The writer is a Senior Fellow and Director of Middle East Studies at the Center for the National Interest.
- Even After the Nuclear Talks Conclude, Terrorism Will Still Be Iran's Calling Card - Aki Peritz
There's a nagging fundamental that will torpedo any further U.S.-Iranian rapprochement: policymakers in Tehran still perceive acts of terror to generate real political dividends. They assess that terrorism works - including, when it suits them, terrorism against American interests. An agreement to keep Tehran from the bomb doesn't change this overall calculus.
Iran remains committed to its revolutionary ideology and its international ambitions. Humiliating the U.S. on the heels of "winning" the nuclear talks would provide Iran further political capital.
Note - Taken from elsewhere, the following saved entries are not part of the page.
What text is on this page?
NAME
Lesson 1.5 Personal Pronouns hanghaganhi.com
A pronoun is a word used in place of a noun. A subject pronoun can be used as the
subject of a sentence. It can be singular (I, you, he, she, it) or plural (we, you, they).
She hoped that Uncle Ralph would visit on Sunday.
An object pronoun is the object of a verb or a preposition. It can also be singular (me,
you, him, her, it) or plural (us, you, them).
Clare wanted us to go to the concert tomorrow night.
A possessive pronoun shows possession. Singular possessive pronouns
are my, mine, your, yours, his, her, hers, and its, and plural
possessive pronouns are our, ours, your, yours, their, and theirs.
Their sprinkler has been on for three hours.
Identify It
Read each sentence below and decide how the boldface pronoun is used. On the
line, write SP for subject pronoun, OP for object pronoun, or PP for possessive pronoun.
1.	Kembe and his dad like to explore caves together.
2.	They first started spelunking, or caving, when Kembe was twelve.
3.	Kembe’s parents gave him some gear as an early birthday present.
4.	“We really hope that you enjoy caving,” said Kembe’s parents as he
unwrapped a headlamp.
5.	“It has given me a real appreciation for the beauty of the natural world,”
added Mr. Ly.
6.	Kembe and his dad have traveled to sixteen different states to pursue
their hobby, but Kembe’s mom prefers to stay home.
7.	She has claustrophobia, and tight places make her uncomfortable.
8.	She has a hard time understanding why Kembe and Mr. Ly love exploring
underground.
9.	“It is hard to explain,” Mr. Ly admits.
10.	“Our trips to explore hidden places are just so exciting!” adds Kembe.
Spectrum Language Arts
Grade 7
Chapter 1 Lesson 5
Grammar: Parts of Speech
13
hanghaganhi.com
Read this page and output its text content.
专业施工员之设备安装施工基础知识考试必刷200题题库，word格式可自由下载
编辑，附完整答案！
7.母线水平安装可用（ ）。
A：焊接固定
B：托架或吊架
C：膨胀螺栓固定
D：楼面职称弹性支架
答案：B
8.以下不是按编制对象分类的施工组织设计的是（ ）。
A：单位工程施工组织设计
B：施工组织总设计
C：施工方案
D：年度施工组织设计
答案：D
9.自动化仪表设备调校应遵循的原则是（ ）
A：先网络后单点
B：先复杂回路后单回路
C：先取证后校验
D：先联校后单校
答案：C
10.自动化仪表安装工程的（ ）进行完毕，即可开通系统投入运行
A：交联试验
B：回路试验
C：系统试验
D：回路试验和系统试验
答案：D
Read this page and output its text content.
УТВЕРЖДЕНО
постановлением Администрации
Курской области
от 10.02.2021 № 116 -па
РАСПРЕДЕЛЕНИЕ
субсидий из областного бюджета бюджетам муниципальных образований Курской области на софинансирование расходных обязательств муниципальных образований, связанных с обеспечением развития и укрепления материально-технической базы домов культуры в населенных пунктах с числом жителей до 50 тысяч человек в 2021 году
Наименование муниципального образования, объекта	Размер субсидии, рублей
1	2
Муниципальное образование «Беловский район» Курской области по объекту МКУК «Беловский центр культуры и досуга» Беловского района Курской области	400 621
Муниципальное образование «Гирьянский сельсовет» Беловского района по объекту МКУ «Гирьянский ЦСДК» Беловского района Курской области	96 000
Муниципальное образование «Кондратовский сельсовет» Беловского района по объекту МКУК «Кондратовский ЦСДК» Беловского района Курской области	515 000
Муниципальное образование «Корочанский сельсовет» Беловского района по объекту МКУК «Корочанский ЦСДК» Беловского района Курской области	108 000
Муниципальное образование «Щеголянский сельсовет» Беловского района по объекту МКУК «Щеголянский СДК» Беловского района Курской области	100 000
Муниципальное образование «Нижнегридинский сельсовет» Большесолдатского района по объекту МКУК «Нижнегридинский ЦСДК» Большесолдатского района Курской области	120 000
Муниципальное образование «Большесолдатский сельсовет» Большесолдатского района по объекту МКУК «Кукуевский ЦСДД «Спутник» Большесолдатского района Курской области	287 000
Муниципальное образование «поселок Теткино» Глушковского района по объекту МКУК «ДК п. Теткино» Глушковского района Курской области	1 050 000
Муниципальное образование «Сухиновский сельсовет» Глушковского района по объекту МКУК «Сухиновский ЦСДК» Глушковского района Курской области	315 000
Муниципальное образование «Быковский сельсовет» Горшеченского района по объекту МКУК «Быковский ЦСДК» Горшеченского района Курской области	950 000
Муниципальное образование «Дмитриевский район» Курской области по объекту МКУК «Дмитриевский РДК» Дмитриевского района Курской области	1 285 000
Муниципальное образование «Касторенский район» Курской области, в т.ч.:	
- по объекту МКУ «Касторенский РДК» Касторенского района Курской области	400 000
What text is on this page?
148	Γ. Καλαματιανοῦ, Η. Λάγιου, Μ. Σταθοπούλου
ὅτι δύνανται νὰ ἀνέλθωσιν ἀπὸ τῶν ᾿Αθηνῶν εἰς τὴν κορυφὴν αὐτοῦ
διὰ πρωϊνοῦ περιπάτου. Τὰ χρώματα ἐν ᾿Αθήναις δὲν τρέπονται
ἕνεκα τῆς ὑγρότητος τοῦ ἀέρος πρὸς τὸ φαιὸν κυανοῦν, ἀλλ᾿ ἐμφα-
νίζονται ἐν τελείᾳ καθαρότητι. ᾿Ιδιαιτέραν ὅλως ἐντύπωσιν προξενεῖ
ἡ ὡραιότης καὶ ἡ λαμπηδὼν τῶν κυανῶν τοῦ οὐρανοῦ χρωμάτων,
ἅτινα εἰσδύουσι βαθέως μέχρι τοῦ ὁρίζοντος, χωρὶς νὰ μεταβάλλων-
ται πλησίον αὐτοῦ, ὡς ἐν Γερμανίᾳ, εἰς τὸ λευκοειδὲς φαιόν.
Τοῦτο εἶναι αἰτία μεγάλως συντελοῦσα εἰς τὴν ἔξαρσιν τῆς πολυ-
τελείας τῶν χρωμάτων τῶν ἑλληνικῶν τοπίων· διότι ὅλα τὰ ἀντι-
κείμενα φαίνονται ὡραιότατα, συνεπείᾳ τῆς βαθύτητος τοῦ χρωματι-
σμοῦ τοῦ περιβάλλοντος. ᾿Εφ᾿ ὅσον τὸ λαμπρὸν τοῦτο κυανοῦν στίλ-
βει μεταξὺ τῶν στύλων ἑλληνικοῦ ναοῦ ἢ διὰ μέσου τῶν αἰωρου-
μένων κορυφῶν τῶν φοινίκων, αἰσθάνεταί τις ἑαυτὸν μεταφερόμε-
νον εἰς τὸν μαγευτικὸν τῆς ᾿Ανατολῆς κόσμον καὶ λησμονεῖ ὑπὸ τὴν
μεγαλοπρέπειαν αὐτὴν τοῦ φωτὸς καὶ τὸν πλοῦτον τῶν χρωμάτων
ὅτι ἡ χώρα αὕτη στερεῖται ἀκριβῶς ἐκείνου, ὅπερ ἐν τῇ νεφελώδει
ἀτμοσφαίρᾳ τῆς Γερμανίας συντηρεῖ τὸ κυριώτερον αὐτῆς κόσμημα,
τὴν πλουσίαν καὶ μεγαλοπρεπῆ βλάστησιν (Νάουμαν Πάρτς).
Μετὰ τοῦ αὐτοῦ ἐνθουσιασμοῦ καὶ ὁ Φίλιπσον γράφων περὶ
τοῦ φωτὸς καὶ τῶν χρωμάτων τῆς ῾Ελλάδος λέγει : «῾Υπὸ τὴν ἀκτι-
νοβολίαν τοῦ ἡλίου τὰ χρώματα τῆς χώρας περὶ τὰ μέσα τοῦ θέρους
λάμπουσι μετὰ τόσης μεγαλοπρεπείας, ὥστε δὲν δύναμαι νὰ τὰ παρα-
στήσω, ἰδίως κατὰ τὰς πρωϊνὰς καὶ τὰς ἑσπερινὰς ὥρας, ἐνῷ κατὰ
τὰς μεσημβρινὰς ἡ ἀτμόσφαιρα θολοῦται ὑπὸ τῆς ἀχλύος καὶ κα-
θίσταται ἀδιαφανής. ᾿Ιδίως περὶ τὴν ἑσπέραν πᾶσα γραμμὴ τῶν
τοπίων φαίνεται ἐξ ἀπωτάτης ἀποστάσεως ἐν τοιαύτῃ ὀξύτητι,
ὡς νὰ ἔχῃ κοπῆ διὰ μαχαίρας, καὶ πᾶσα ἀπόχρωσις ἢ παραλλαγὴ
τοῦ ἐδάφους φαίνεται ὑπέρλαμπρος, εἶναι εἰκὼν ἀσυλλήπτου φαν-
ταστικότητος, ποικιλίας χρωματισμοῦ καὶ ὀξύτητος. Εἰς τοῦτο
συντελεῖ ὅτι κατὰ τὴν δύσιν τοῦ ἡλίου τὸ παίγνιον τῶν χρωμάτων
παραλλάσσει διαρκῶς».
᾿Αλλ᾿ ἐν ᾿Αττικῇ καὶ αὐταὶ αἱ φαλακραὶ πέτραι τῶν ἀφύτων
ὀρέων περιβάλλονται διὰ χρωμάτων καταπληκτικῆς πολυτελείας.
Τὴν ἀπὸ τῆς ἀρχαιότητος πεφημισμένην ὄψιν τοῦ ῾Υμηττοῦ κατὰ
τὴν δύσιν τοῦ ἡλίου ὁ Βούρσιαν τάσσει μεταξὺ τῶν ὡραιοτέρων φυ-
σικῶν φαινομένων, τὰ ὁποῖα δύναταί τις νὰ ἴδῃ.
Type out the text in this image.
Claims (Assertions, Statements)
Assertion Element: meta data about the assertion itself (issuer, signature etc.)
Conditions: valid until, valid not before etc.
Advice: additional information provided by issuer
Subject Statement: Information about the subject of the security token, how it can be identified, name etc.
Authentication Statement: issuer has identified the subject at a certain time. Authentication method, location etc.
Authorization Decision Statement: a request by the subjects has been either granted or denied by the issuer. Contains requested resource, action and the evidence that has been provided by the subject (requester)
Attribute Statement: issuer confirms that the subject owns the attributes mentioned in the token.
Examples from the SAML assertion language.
As a top IRGC official, Ali Shirazi, recently said, "We shall not rest until we raise the flag of Islam over the White House." (Overt Action)
Nuclear-Hungry Iran Is Pulling the Wool Over Our Eyes - Amos Yadlin (The Times-UK)
- A deal between Iran and the West, Russia and China on its nuclear program is due to be unveiled, without real assurances that Iran's program is properly defanged.
- There are three likely scenarios for where the world goes from here:
- Iran somehow transforms itself into a less malign state and constructively engages with the family of nations. Unfortunately, this is highly unlikely.
- Iran decides in a few years to renege on its commitments, as North Korea did in 2003. If Tehran calculates that the gains of this approach outweigh the retaliation it would provoke by the West, there is no doubt they will go for the bomb. Israel and the international community must maintain a credible military option at all times to stop Iran producing a nuclear weapon.
- Iran plays it safe, keeping to the letter if not the spirit of the agreement, while waiting for any restrictions on it to expire in a decade. While doing this, Iran improves its technological know-how, continues to sponsor terrorism, and calls for the destruction of Israel.
- The deal and the lifting of sanctions on Tehran will pour more than $100 billion into Iran. Even a fraction of that sum will triple the budgets of terrorists such as Assad, Hizbullah and Hamas.
- Israel learned long ago that taking out a nuclear program doesn't equate to war. The U.S. and NATO possess the capacity to strike Iran's nuclear infrastructure with devastating power, while simultaneously deterring Iran's leadership from escalating further.
Maj.-Gen. Amos Yadlin, chief of Israeli military intelligence from 2006 to 2010, is director of the Institute for National Security Studies at Tel Aviv University.